A judge has ordered the Interior Department to disconnect all information technology systems that access Indian trust fund data because the systems are vulnerable to hacker attacks.
Today, U.S. District Judge Royce Lamberth granted American Indian plaintiffs a motion for a preliminary injunction to shut down all computers, networks, handheld computers and voice-over-IP equipment that access trust fund data. The injunction prohibits Interior employees, contractors, tribes and other third parties from using those systems.
Interior’s IT security has been the focus of a nine-year class-action lawsuit that criticizes the department’s oversight of Indian trust funds. Plaintiffs have accused Interior officials of failing to properly protect data.
Department officials took the Bureau of Land Management’s Web sites off-line for two months this spring after Interior’s inspector general issued a report warning that its IT systems are vulnerable to cyberattacks.
In 2001, Lamberth ordered Interior to disable Internet connections on all computers that employees – and hackers -- could use to access trust fund data. He ordered two subsequent shutdowns, although Internet access had returned to the department following a federal appeals court ruling that blocked the second order.
Most recently, lapses in Interior’s oversight allowed government-hired hackers to infiltrate the agency’s systems, according to a Sept. 6 memo from Earl Devaney, Interior’s IG.
Since November 2004, the IG has been independently testing the department’s network security.
Because of “vulnerabilities in several bureaus’ [IT] systems, [Interior] internal networks, as a whole, are vulnerable to unauthorized access,” Devaney wrote in his most recent assessment.
Interior’s lawyers and IT employees will soon determine the amount of equipment and networks that the new order affects.

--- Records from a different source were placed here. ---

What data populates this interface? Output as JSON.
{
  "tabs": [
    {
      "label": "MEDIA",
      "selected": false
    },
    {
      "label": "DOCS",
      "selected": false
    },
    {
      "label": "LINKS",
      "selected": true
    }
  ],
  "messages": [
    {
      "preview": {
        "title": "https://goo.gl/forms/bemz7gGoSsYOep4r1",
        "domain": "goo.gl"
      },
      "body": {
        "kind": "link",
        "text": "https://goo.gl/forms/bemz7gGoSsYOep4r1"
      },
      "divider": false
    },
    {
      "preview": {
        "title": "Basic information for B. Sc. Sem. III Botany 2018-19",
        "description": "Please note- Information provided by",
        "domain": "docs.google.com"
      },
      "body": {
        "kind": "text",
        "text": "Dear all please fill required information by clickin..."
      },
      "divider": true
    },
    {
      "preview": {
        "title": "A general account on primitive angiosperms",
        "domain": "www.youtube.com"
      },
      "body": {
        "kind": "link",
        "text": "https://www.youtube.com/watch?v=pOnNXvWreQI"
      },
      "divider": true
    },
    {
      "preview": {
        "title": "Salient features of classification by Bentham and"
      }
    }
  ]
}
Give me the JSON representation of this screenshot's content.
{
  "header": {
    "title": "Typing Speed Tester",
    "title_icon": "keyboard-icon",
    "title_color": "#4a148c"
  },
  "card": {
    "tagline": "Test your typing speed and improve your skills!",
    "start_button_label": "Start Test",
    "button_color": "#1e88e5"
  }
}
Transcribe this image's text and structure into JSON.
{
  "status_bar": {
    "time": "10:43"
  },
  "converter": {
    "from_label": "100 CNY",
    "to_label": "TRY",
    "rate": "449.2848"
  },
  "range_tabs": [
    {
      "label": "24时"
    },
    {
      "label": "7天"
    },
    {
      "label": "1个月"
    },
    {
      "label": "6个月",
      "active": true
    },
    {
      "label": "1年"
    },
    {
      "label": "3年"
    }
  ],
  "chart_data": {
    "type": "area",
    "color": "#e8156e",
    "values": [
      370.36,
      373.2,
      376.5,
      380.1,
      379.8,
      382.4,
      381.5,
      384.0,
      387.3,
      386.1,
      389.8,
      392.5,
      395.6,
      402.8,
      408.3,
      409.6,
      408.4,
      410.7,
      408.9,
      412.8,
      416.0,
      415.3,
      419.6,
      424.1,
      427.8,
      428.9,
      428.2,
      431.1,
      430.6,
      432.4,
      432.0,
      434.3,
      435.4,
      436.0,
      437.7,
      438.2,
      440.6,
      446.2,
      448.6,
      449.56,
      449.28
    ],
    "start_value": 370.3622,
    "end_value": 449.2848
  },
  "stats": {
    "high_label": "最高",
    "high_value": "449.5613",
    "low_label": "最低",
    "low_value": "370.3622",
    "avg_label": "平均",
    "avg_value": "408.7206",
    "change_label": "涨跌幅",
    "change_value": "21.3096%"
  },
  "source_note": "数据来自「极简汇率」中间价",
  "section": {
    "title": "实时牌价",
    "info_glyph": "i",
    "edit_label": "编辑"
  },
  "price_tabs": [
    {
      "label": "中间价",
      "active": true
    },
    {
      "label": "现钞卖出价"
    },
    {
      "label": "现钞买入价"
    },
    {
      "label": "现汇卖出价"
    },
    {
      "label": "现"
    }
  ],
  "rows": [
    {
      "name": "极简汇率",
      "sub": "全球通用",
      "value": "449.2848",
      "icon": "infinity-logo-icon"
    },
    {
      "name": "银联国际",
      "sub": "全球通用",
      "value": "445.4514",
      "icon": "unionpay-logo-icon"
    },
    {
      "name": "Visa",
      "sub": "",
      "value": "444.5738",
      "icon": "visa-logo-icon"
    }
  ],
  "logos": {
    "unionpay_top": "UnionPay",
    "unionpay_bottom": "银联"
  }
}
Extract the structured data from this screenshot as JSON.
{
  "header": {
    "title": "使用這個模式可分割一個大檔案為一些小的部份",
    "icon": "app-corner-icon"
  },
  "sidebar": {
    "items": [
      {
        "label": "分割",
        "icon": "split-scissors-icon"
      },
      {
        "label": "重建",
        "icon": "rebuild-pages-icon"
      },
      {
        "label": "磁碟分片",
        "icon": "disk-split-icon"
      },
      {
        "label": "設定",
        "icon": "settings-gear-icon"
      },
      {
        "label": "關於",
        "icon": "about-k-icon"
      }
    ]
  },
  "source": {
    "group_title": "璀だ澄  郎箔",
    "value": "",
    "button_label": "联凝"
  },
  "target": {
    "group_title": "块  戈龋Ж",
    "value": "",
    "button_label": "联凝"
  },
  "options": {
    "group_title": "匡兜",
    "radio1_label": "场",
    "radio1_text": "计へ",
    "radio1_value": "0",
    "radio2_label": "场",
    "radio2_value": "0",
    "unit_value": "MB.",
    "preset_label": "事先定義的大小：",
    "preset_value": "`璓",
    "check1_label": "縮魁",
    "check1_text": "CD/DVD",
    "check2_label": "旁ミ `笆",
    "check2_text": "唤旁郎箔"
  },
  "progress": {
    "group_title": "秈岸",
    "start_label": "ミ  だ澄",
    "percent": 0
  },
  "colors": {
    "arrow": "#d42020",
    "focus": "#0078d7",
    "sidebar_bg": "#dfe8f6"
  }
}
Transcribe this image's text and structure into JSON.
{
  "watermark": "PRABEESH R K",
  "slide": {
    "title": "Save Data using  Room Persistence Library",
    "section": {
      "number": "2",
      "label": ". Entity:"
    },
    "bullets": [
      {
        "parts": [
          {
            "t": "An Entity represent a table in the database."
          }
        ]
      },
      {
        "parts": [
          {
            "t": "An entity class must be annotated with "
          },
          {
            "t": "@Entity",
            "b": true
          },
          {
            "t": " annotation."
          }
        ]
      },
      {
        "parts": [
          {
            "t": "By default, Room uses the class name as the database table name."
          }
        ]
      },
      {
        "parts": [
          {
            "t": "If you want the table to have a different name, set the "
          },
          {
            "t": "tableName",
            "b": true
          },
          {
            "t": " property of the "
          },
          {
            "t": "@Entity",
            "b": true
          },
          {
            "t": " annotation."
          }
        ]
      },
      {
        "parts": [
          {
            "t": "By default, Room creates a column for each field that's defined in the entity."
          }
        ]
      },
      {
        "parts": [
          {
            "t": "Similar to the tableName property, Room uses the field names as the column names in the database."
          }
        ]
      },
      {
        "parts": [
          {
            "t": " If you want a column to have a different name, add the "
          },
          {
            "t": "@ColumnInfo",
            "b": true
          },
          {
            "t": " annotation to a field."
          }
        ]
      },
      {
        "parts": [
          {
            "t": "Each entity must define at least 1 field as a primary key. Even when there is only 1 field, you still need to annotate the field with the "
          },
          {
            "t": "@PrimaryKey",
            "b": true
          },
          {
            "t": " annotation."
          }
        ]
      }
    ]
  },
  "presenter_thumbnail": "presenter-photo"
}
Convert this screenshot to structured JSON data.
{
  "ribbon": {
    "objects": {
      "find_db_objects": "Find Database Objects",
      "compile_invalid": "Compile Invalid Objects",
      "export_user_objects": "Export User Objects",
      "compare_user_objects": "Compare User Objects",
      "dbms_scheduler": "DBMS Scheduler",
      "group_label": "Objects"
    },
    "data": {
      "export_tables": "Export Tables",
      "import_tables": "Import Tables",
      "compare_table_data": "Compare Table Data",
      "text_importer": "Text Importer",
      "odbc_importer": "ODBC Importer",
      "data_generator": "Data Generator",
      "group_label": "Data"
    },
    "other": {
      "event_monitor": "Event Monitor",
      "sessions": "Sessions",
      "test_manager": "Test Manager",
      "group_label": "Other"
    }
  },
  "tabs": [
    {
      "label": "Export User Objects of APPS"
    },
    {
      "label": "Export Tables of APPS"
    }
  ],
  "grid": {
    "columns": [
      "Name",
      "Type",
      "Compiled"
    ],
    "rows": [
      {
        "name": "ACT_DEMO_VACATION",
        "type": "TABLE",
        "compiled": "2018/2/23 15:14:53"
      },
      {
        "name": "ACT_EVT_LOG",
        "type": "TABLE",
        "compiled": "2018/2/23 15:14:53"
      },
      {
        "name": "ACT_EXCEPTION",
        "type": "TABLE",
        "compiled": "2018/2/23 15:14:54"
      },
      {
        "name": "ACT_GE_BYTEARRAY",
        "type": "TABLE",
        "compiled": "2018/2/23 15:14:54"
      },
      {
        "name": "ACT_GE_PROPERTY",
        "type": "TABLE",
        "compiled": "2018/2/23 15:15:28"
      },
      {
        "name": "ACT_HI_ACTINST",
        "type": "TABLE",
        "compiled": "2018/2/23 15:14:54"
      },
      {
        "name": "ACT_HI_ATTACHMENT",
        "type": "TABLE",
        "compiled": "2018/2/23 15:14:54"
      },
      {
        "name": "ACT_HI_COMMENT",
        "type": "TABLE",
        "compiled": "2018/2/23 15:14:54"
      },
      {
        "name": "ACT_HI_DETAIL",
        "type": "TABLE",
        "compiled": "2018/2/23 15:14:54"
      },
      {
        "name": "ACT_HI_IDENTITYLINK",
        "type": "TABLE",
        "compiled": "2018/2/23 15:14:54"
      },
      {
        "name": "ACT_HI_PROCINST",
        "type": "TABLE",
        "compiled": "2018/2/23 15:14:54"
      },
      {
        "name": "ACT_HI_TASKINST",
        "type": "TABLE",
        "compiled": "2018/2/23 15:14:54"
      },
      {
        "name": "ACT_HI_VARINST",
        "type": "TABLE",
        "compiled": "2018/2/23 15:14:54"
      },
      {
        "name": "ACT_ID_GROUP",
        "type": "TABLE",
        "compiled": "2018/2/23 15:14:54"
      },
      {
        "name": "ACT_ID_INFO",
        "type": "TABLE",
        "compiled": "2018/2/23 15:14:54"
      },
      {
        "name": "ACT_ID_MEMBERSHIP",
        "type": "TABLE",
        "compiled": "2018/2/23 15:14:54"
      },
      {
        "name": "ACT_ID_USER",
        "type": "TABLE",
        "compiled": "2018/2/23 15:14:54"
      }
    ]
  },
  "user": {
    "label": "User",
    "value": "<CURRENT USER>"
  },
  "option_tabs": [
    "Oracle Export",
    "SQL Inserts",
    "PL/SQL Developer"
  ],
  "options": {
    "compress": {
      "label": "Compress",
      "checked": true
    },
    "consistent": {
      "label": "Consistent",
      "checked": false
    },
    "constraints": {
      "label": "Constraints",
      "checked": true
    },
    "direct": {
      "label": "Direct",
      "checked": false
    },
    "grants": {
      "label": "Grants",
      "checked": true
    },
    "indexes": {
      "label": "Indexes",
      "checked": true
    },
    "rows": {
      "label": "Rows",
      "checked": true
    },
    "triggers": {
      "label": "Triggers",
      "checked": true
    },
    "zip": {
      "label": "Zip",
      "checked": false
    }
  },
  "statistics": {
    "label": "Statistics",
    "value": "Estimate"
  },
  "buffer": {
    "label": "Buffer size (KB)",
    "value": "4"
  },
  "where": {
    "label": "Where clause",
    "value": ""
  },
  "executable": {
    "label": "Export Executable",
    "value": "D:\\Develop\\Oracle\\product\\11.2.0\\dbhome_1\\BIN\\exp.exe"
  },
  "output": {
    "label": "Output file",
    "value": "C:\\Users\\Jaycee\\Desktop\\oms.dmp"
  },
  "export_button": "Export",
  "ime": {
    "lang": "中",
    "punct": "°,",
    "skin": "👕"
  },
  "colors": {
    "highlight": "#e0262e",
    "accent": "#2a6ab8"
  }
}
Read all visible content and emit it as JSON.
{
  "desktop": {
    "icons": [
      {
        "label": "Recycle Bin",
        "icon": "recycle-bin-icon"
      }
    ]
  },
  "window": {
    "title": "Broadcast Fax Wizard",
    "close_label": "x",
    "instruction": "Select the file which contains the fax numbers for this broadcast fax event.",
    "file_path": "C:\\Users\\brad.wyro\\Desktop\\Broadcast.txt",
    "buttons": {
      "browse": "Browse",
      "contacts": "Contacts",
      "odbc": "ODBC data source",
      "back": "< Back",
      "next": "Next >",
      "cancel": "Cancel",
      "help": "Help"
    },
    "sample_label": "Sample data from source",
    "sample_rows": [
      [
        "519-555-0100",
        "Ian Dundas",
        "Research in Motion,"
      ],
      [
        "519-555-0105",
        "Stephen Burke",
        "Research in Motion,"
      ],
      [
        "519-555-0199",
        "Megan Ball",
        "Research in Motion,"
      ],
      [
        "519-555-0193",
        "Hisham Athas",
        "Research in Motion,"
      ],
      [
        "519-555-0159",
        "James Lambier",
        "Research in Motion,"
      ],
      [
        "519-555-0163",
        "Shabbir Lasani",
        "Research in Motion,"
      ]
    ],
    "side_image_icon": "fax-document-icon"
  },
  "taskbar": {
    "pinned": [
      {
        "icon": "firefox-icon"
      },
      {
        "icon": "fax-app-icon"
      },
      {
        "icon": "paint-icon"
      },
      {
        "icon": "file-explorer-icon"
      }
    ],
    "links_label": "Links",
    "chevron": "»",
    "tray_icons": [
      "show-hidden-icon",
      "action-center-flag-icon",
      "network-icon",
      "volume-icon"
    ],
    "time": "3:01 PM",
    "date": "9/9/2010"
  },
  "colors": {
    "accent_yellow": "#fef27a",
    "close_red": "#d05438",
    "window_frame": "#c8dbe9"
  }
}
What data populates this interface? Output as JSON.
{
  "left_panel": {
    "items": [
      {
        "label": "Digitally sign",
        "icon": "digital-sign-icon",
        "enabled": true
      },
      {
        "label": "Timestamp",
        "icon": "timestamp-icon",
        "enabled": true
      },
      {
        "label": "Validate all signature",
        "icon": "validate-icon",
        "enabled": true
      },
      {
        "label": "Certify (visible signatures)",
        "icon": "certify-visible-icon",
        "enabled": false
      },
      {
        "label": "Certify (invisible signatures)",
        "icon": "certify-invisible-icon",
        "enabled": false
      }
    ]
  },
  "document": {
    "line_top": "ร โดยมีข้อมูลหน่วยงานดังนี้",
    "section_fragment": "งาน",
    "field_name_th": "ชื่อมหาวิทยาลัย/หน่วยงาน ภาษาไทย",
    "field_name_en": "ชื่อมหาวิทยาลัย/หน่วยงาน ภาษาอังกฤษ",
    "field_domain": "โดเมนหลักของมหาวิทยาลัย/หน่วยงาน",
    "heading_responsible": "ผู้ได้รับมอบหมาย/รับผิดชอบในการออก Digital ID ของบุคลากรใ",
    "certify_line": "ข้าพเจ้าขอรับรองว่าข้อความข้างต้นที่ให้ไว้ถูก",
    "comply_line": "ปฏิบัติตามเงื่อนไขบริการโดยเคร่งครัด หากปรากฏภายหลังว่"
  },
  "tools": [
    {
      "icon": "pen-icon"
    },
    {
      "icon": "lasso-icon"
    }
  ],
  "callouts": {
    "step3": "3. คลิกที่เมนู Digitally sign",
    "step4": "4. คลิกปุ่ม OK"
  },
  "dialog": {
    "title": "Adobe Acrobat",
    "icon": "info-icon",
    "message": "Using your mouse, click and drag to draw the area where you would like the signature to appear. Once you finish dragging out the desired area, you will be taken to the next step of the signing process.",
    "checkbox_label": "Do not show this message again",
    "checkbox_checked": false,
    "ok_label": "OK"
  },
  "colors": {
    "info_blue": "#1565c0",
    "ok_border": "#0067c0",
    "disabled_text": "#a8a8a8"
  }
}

“We are working with our IT personnel and attorneys to help interpret the judge’s order and to determine the actions that we need to take to comply,” Interior spokesman John Wright said. “The impact potentially involves approximately 6,000 computers that house individual Indian trust data and an undetermined number of other computers that may provide indirect access to IT systems that house individual Indian trust data.”
The shutdown’s start date has not been determined, he added.
Based on an initial review of the order, Interior officials said the shutdown will adversely impact Interior programs that benefit American Indians and other customers.
Wright said the order will undermine the agency’s ability to distribute royalty payments to Indian beneficiaries and the federal government.
The Indian plaintiffs in the case are expected to issue a formal statement later today.
The plaintiffs are generally satisfied with today’s outcome, said Bill McAllister, their spokesman.
“It seems to follow pretty much what we’ve requested in the hearing,” McAllister said. “It supported our contention that the computers were unsafe.”